We will likely see more visible signs of a recession when businesses downgrade their expectations. That will feed directly into their decisions, including hiring and investments. On that front, small firms tend to lead sentiment. Since costs for these companies are more domestically oriented, they experience margin squeezes earlier than larger companies that benefit from low labor costs elsewhere. Bigger firms that export to and have operations in other countries fare better during a U.S. slowdown, in our opinion. Large businesses have also tended to benefit more from excess global liquidity, while small firms have limited access to capital markets.

U.S. small-business confidence — as measured by the National Federation of Independent Business’s Small Business Optimism Index — has dipped since last summer. Current index readings hover near the lows of 2020, and expectations over the next six months are at the lowest level in the survey’s 48-year history.

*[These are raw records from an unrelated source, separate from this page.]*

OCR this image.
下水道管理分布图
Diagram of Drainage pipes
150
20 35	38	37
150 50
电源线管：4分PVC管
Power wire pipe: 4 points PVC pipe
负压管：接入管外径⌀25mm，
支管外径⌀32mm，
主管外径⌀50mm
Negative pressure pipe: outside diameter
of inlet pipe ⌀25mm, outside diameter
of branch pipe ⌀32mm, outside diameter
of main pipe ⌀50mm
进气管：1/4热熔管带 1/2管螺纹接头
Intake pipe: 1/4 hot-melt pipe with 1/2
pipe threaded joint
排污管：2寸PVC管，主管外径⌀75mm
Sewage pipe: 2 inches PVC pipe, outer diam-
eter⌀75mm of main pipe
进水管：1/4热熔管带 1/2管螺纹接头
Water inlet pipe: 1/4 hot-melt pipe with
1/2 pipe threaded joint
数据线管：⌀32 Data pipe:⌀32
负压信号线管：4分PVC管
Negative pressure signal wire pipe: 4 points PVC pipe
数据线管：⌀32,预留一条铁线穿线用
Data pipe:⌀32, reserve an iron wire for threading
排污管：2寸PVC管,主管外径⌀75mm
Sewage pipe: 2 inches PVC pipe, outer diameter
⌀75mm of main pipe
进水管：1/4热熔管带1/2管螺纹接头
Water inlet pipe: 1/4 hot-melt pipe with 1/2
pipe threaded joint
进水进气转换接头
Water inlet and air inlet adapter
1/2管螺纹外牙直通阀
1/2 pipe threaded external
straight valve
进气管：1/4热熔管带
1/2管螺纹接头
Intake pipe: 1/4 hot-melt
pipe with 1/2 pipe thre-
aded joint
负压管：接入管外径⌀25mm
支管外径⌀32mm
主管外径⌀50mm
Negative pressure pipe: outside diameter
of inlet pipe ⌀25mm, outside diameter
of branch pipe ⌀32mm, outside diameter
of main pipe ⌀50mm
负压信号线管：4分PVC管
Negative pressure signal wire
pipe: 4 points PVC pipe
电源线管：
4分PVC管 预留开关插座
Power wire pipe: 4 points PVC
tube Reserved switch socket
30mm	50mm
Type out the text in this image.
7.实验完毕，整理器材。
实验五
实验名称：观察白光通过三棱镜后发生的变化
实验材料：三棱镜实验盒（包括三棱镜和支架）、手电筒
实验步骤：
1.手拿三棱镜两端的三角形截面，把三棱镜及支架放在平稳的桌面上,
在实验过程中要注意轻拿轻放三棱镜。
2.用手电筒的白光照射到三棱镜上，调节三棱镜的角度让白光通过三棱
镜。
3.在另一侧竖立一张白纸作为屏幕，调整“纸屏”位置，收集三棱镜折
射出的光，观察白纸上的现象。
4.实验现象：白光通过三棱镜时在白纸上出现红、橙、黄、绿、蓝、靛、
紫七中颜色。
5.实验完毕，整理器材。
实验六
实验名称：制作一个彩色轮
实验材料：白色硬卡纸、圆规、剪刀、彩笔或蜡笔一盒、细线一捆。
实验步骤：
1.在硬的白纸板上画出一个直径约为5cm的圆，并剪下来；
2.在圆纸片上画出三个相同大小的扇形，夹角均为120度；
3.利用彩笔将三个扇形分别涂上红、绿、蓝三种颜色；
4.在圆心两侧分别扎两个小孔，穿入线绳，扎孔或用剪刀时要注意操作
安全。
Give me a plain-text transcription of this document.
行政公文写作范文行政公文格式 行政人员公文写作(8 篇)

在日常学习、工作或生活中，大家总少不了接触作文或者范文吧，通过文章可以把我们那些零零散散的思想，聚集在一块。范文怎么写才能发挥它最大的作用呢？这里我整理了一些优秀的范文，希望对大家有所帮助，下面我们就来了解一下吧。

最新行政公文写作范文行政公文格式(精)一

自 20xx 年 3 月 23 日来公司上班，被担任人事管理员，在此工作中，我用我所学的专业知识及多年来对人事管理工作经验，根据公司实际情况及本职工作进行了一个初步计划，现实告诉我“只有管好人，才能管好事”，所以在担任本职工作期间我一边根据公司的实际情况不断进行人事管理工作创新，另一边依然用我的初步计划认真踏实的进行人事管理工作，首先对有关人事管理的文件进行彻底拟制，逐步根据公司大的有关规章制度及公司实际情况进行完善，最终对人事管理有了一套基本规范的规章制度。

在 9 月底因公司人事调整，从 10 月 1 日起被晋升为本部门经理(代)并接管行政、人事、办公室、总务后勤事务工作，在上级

Small businesses hiring and expansion plans have also slowed. Hiring by very small companies (1–19 employees) and small companies (20–49 employees), which make up about 27% of total U.S. employment, turned negative over the past two to three months. Job gains this year have been driven by medium- and large-sized employers only. Although these indicators are not pointing to a recession yet, we should note job losses in the leading sectors.

On the other end, while U.S. manufacturing and business activities, as measured by the Institute for Supply Management’s gauge of factory activity and the S&P Global Flash U.S. Composite PMI, have eased, the readings are comparatively better.

Risks of a recession are rising

We believe the U.S. economy will chug along this year despite declines in household spending and job growth. So far, households have relied on their savings and are loading up on credit card debt to maintain their living standards. We believe these spending patterns will continue during the summer months before consumers start to tighten their belts. Slower spending is likely to accelerate a downturn.

Slowing demand and elevated business expectations have set the stage for a noticeable decline in overall activity. What makes things worse is that the Federal Reserve has been tightening monetary policy aggressively. Given the U.S. economy’s current momentum, we believe the U.S. will avoid a recession in 2022. However, the risk of recession rises for 2023 because economic activity will likely continue to slow, China’s growth is unlikely to recover much, and the Fed is likely to remain hawkish as inflation surges.